A little Swedish death cleaning

I feel strongly about this and have written about it before. I cleaned out my parent’s house when they needed to move and I have helped clients who have inherited property figure out what to do with their deceased loved one’s stuff.

Let’s face it we all have a lot of stuff, too much stuff. If we have adult children they probably don’t want our stuff and some even worry that they will have to deal with it.

In the last few years, I have gotten rid of a lot of stuff because I feel responsible for my own stuff and I don’t want my family to have to deal with it. I started with items being stored in my basement and worked my way up.

It isn’t enough to just get rid of stuff. I have been very careful about what I buy because I want less not more. Having less seems like a constant battle.

For me throwing usable household items and clothing away seems wrong. I have been getting rid of excess stuff by donating it, selling it or giving it to friends and family. I have been able to recycle a few things and I “upcycled” furniture so that it can be re-used.
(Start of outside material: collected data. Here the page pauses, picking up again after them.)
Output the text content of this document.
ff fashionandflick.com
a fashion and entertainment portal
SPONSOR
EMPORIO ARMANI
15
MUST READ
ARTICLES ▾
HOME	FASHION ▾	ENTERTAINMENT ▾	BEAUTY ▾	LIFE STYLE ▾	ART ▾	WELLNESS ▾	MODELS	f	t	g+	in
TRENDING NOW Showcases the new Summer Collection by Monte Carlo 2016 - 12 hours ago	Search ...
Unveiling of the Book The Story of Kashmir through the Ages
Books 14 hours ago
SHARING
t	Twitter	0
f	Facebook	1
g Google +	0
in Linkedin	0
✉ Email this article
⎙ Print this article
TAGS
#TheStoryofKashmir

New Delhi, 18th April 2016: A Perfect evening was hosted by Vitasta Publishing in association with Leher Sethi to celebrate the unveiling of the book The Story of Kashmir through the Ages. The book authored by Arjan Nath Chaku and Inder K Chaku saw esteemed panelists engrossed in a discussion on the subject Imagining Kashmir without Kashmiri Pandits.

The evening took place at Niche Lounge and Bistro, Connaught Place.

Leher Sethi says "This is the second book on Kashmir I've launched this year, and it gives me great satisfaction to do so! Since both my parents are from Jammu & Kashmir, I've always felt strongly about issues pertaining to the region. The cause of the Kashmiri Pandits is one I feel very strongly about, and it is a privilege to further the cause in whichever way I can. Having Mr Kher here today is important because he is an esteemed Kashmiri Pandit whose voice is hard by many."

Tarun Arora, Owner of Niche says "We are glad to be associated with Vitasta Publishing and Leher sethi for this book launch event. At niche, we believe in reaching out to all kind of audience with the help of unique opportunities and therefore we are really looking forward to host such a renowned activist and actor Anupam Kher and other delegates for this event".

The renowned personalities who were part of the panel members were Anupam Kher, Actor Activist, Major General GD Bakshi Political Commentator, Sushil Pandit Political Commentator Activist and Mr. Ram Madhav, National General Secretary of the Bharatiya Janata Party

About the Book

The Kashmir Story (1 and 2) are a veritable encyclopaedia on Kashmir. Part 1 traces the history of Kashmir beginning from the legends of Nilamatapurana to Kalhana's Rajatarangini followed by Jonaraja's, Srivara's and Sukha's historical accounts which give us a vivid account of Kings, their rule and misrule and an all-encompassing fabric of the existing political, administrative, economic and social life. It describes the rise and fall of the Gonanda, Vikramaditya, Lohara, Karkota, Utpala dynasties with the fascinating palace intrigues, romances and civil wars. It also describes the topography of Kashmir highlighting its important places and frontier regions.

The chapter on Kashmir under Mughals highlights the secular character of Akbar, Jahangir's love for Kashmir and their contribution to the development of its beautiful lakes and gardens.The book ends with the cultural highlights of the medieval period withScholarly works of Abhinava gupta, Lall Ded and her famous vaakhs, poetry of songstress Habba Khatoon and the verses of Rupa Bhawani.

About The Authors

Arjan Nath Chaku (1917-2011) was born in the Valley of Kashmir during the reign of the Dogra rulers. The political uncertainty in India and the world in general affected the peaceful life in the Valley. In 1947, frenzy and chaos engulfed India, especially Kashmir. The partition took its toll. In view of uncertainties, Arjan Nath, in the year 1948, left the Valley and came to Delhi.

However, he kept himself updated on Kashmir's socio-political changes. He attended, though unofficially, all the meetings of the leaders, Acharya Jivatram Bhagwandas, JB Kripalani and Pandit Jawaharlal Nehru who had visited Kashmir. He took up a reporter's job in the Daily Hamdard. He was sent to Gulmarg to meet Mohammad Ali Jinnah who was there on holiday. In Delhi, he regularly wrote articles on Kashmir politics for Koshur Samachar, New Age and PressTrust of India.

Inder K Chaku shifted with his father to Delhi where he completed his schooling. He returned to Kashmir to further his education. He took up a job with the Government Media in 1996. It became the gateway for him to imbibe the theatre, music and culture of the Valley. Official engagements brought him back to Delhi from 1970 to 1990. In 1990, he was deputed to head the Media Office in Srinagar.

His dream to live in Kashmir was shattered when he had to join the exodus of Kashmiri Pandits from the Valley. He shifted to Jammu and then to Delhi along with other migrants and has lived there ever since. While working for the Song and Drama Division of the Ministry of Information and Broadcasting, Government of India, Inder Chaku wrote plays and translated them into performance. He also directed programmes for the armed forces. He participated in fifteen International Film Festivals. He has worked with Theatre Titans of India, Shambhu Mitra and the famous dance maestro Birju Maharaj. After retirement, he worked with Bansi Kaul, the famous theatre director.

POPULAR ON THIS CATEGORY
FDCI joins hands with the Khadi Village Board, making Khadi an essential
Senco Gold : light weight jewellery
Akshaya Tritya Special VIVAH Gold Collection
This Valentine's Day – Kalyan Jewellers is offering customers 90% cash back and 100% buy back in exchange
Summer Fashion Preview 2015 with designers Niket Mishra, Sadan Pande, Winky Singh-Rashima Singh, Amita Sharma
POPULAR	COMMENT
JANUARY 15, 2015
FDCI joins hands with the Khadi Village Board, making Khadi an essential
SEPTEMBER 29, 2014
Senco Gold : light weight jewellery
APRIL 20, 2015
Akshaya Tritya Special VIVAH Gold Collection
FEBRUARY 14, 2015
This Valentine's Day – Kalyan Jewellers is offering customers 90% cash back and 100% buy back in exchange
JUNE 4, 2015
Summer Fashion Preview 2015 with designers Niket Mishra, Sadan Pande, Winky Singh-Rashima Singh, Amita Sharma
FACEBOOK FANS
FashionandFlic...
I have gained a lot of space in my basement, closet, and kitchen cabinets. I have an empty closet and several empty drawers.

Having too much stuff can be an obstacle for those who want to downsize. I always recommend starting the process a year before a move if possible. People tend to make better decisions if they have some time to plan.

A friend of mine who lived in the same house for 30 years took three years to downsize before getting the house ready to sell. I have lived in the same house for 29.5 years. 🙂

If you haven’t heard of Sweedish death cleaning, do a google search. There are several books and articles on the subject.